Florida's summer downpours are also a challenge. Anderson says many a flower bed has needed to be changed out unexpectedly due to damage from excess rainfall. Still, some weather-related wear and tear is expected and even planned for. "We actually go with the seasons," he says. "We have three full rotations because of the length [of the festival]."
Anderson explains there's a "dedicated crew that will continually tweak [the display beds], so if something's going out of season or something's going back in season, they take care of that." For example, he says, "If you come here in March, the Miss Piggy and Kermit topiaries will always look like Miss Piggy and Kermit, but their flower beds will not look the same as if you came back in July."
"Multiple visits are required so you can keep track of what we do," he jokes.
And it's not just plants that will be changed out at this year's festival. At the Farmer's Feast outdoor kitchen, festival food menus will change three times over the course of the event.
"Right now we're in our early bloom, which will be going on through early April," Kevin Downing, a sous chef at WDW, says of the menu, which includes dishes like a goat cheese creamsicle pop and char-grilled bison ribeye. "Then we'll transition to a springtime menu and then right around the end of May, we'll transition one more time to our Summer Solstice menu and feature items that are really themed toward the season and what’s available during that time of year."
"Flower and Garden is really about the best of what mother nature can give us as chefs to work with," Downing tells Yahoo Life. "This festival is long: It starts at the beginning of March and really goes through almost three periods, so we wanted to play off that in our menu items."
Menu items also "play off" the festival's focus on plants.
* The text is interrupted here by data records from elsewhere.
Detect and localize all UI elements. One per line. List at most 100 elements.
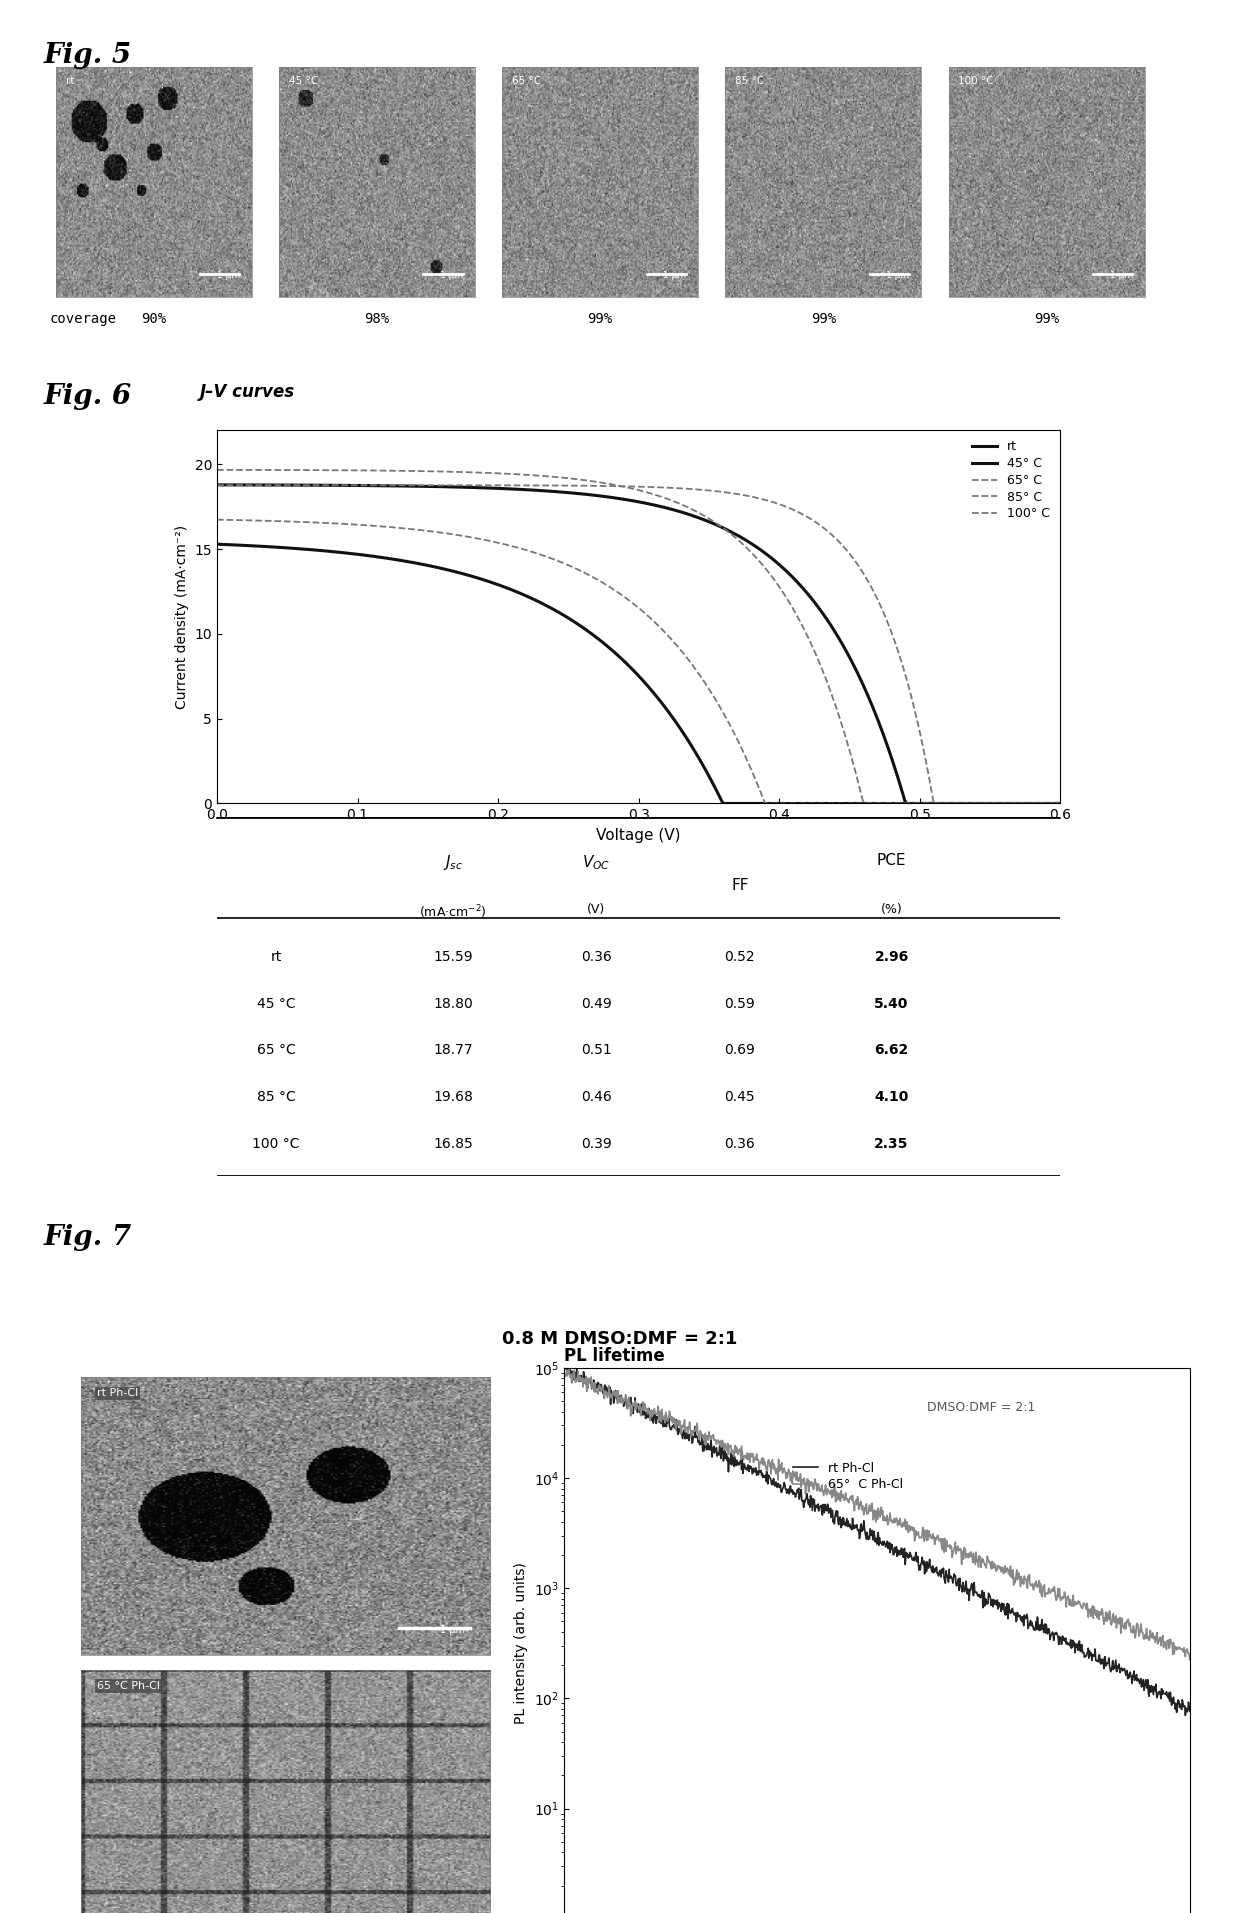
45° C — [615, 488, 630, 511]
85° C — [1034, 792, 1049, 815]
45° C — [899, 792, 914, 815]
rt Ph-Cl — [1183, 1697, 1198, 1720]
100° C — [666, 629, 681, 652]
rt Ph-Cl — [811, 1492, 826, 1515]
Text: 99%: 99% — [1034, 312, 1059, 325]
65°  C Ph-Cl — [1056, 1580, 1071, 1603]
Text: 1 μm: 1 μm — [440, 272, 464, 281]
Text: 0.8 M DMSO:DMF = 2:1: 0.8 M DMSO:DMF = 2:1 — [502, 1330, 738, 1347]
Text: 65 °C: 65 °C — [512, 77, 541, 86]
Text: 98%: 98% — [365, 312, 389, 325]
Text: 0.45: 0.45 — [724, 1090, 755, 1104]
45° C — [610, 486, 625, 509]
Text: 1 μm: 1 μm — [887, 272, 910, 281]
100° C — [1034, 792, 1049, 815]
100° C — [610, 582, 625, 605]
Text: rt Ph-Cl: rt Ph-Cl — [97, 1389, 138, 1398]
Text: 100 °C: 100 °C — [959, 77, 994, 86]
100° C — [903, 792, 918, 815]
Text: 18.77: 18.77 — [433, 1043, 472, 1058]
Text: PL lifetime: PL lifetime — [564, 1347, 665, 1364]
Text: FF: FF — [732, 878, 749, 893]
85° C — [210, 459, 224, 482]
Legend: rt, 45° C, 65° C, 85° C, 100° C: rt, 45° C, 65° C, 85° C, 100° C — [968, 436, 1054, 524]
100° C — [210, 509, 224, 532]
Text: 85 °C: 85 °C — [735, 77, 764, 86]
Text: 0.49: 0.49 — [582, 997, 611, 1010]
65°  C Ph-Cl — [987, 1557, 1002, 1580]
Text: Fig. 6: Fig. 6 — [43, 383, 131, 409]
Text: 0.52: 0.52 — [724, 951, 755, 964]
85° C — [1053, 792, 1068, 815]
Text: DMSO:DMF = 2:1: DMSO:DMF = 2:1 — [928, 1400, 1035, 1414]
rt — [903, 792, 918, 815]
45° C — [712, 515, 727, 538]
Text: 0.39: 0.39 — [582, 1136, 611, 1152]
Text: 2.96: 2.96 — [874, 951, 909, 964]
Text: 0.46: 0.46 — [582, 1090, 611, 1104]
65° C — [610, 474, 625, 497]
Text: 0.36: 0.36 — [582, 951, 611, 964]
100° C — [615, 583, 630, 606]
65° C — [1034, 792, 1049, 815]
Legend: rt Ph-Cl, 65°  C Ph-Cl: rt Ph-Cl, 65° C Ph-Cl — [789, 1456, 909, 1496]
65° C — [615, 474, 630, 497]
Text: 2.35: 2.35 — [874, 1136, 909, 1152]
85° C — [857, 792, 872, 815]
Text: 1 μm: 1 μm — [217, 272, 241, 281]
rt Ph-Cl — [1045, 1622, 1060, 1645]
rt Ph-Cl — [833, 1507, 848, 1530]
rt Ph-Cl — [557, 1354, 572, 1377]
Text: rt: rt — [270, 951, 281, 964]
65°  C Ph-Cl — [1183, 1643, 1198, 1666]
Text: 0.59: 0.59 — [724, 997, 755, 1010]
65° C — [928, 792, 942, 815]
rt — [610, 643, 625, 666]
Text: 85 °C: 85 °C — [257, 1090, 295, 1104]
Line: 45° C: 45° C — [217, 484, 1060, 803]
rt — [717, 792, 732, 815]
Text: 1 μm: 1 μm — [663, 272, 687, 281]
Text: 99%: 99% — [588, 312, 613, 325]
65° C — [712, 480, 727, 503]
Text: 0.51: 0.51 — [582, 1043, 611, 1058]
Text: (%): (%) — [880, 903, 903, 916]
Text: (V): (V) — [588, 903, 605, 916]
Text: coverage: coverage — [50, 312, 117, 325]
Text: 19.68: 19.68 — [433, 1090, 472, 1104]
100° C — [759, 792, 774, 815]
65° C — [1053, 792, 1068, 815]
Text: 15.59: 15.59 — [433, 951, 472, 964]
85° C — [615, 474, 630, 497]
65°  C Ph-Cl — [562, 1356, 577, 1379]
Text: 45 °C: 45 °C — [289, 77, 317, 86]
Text: 16.85: 16.85 — [433, 1136, 472, 1152]
Text: 18.80: 18.80 — [433, 997, 472, 1010]
100° C — [1053, 792, 1068, 815]
Text: 5.40: 5.40 — [874, 997, 909, 1010]
X-axis label: Voltage (V): Voltage (V) — [596, 828, 681, 844]
45° C — [1053, 792, 1068, 815]
rt — [210, 532, 224, 555]
65° C — [900, 673, 915, 696]
45° C — [1034, 792, 1049, 815]
Text: 65 °C Ph-Cl: 65 °C Ph-Cl — [97, 1682, 160, 1691]
65°  C Ph-Cl — [1045, 1580, 1060, 1603]
rt Ph-Cl — [987, 1594, 1002, 1616]
85° C — [712, 513, 727, 536]
Text: 100 °C: 100 °C — [252, 1136, 300, 1152]
rt — [1034, 792, 1049, 815]
rt Ph-Cl — [559, 1352, 574, 1375]
85° C — [610, 474, 625, 497]
Text: PCE: PCE — [877, 853, 906, 869]
rt — [712, 784, 727, 807]
Y-axis label: PL intensity (arb. units): PL intensity (arb. units) — [515, 1563, 528, 1724]
Line: 100° C: 100° C — [217, 520, 1060, 803]
Line: 65°  C Ph-Cl: 65° C Ph-Cl — [564, 1368, 1190, 1660]
Text: Fig. 7: Fig. 7 — [43, 1224, 131, 1251]
Text: 99%: 99% — [811, 312, 836, 325]
Text: 1 μm: 1 μm — [440, 1626, 465, 1636]
65°  C Ph-Cl — [557, 1360, 572, 1383]
rt — [666, 708, 681, 731]
Y-axis label: Current density (mA·cm⁻²): Current density (mA·cm⁻²) — [175, 524, 188, 710]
In the Garden Graze — a stroll around the park where festival-goers travel to different outdoor food kiosks and collect stamps for trying plant-based menu items like avocado toast, potato pancakes and grilled baby vegetables — guests redeem their stamped festival passport for a special prize.
Other festival highlights include an Encanto-themed garden with an adjacent food kiosk that serves up a variety of arepas, nightly entertainment from local and national artists in the Garden Rocks Concert Series and festival-exclusive merchandise featuring rarely-seen characters like Figment and the Orange Bird.
Epcot's International Flower and Garden Festival is included in Epcot park admission and runs through July 4, 2022.